One way to facilitate a teaching process that utilises Pasifika children's cultural capital is to increase the number of Pasifika teachers. However, there was a greater endorsement from all groups for bilingual education than for increasing the number of Pasifika teachers. Although the introduction of bilingual programmes is dependent on employing fluent native speakers who can also speak English, it appeared that this more focused strategy was preferred over the more general one of increasing the proportion of Pasifika teachers. In fact the only group for whom more than 10% of responses endorsed an increase in Pasifika teachers in order to raise student achievement was bilingual teachers.
In the interviews, the frequency with which parent and school-community liaison issues were mentioned was second only to the teaching process. While the research literature focuses on appreciating what parents bring to the home-school partnership most of our interviewees framed their responses in terms of parents learning from the school so they can support their children at home.

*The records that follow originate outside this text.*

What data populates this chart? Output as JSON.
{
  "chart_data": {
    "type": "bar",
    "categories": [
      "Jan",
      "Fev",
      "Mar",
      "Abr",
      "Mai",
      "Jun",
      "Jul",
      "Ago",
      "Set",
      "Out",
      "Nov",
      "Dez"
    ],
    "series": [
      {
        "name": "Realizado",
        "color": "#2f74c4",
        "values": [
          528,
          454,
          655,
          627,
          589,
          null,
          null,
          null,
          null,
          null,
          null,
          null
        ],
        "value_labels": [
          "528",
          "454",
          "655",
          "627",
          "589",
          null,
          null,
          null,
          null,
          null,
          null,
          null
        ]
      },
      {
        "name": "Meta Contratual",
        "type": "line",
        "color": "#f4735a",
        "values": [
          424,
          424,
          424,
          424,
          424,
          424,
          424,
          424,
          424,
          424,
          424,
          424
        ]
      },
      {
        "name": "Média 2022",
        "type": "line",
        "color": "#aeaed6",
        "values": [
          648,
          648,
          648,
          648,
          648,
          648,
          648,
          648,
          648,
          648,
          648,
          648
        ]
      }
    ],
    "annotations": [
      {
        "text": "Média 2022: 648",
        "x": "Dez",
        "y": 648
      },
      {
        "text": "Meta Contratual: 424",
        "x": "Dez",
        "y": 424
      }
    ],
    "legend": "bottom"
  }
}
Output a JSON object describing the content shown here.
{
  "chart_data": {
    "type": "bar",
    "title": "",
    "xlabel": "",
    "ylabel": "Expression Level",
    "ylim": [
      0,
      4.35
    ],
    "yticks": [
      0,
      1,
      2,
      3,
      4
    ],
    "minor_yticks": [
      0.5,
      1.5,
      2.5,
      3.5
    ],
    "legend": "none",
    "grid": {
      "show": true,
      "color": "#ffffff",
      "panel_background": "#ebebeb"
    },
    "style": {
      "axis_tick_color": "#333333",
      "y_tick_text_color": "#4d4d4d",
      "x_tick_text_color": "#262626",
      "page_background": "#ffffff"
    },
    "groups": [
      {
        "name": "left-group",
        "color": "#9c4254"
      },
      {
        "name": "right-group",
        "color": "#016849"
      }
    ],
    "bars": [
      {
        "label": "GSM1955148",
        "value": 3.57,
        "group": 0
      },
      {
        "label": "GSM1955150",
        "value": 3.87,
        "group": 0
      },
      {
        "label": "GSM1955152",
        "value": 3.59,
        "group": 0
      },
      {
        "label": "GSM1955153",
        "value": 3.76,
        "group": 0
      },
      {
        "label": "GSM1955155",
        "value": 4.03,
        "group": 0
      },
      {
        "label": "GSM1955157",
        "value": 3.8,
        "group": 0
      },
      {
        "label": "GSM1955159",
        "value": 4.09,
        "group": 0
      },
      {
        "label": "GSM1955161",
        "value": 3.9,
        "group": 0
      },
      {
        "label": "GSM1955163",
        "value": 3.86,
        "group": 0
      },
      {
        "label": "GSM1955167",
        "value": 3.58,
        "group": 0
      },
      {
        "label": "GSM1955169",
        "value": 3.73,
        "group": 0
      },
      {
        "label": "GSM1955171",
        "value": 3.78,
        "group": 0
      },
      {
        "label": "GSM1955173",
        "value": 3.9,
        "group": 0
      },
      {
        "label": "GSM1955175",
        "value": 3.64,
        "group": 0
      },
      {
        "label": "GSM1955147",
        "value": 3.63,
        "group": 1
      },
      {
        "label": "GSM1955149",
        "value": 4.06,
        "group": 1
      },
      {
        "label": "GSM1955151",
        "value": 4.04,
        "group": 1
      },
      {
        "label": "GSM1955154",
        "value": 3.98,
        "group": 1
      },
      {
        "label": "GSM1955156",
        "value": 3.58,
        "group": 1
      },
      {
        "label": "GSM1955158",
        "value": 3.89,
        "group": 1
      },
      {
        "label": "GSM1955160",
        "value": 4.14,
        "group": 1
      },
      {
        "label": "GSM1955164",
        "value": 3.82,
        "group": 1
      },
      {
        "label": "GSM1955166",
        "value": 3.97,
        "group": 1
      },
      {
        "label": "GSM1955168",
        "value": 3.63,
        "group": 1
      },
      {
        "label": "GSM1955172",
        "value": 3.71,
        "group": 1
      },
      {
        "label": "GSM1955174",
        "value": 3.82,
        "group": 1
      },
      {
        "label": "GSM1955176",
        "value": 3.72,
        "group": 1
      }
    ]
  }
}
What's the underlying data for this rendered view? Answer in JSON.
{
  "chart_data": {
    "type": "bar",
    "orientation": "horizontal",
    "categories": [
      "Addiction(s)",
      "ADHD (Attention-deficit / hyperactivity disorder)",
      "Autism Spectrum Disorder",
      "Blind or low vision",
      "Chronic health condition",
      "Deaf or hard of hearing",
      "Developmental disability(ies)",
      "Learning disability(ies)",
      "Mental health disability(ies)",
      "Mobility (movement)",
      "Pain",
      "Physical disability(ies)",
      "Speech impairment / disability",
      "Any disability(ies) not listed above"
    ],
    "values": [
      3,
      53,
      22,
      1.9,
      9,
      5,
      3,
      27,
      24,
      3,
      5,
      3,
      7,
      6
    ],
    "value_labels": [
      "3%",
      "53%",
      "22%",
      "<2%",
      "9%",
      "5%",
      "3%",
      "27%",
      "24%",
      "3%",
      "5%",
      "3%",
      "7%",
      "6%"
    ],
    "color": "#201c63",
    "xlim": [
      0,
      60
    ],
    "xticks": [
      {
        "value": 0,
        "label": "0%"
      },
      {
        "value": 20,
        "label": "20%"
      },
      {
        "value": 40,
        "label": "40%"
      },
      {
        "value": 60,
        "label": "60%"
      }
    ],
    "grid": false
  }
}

Analysis of the other categories showed that although there were some specific concerns with the experiential basis and language of current assessment, changing assessment practice was not seen as a way to raise student achievement by most of our respondents. It also appeared that more resources were not on the minds of these respondents when thinking about raising student achievement in general, but became so when asked specifically about the role of the Ministry of Education. Being more positive about Pasifika achievement was also important for some of our respondents.
A consistent theme in the responses to the question of what the Ministry needed to do was for the Ministry to be a more active partner with schools. Overall, the findings suggested that more discussion needs to occur to establish greater understanding of what each group believes to be important in the schooling of Pasifika students.
In part two of the study, the analysis of the rankings given to the importance of various school tasks revealed a lack of agreement amongst participant groups as to which educational tasks were held to be important in the education of Pasifika students. Tasks rated highly by two of the groups were not so highly rated by the third. For example, "Preparing children for the next level of schooling" received the highest ranking by teachers and the second highest by Ministry respondents but was ranked sixth by management. Items ranked relatively highly by all groups included "Teach reading, writing and maths in English" and "Make children feel good about themselves".
Although there were differences in the details of the responses between the different groups, there was an overall consistency between researchers, Pasifika Education Plan (Ministry of Education, 2001) and Pasifika teachers. Reports identified from the research literature on promoting Pasifika children's identity and reducing the mismatch between the cultural capital students bring to a Palagi-dominated system and what is expected of them were evident in the Ministry's plan and our interviewees' responses. The underlying assumption appears to be that improving achievement is likely to occur through teachers giving greater recognition to Pasifika children's culture, improving the interface and understandings between home and school, increasing bilingual provision and resources and giving more positive publicity to the achievement of those who have succeeded.
The concern we have raised in concluding this chapter is that most of these strategies have been tried in some form, but few have been evaluated systematically in terms of their success in raising student achievement.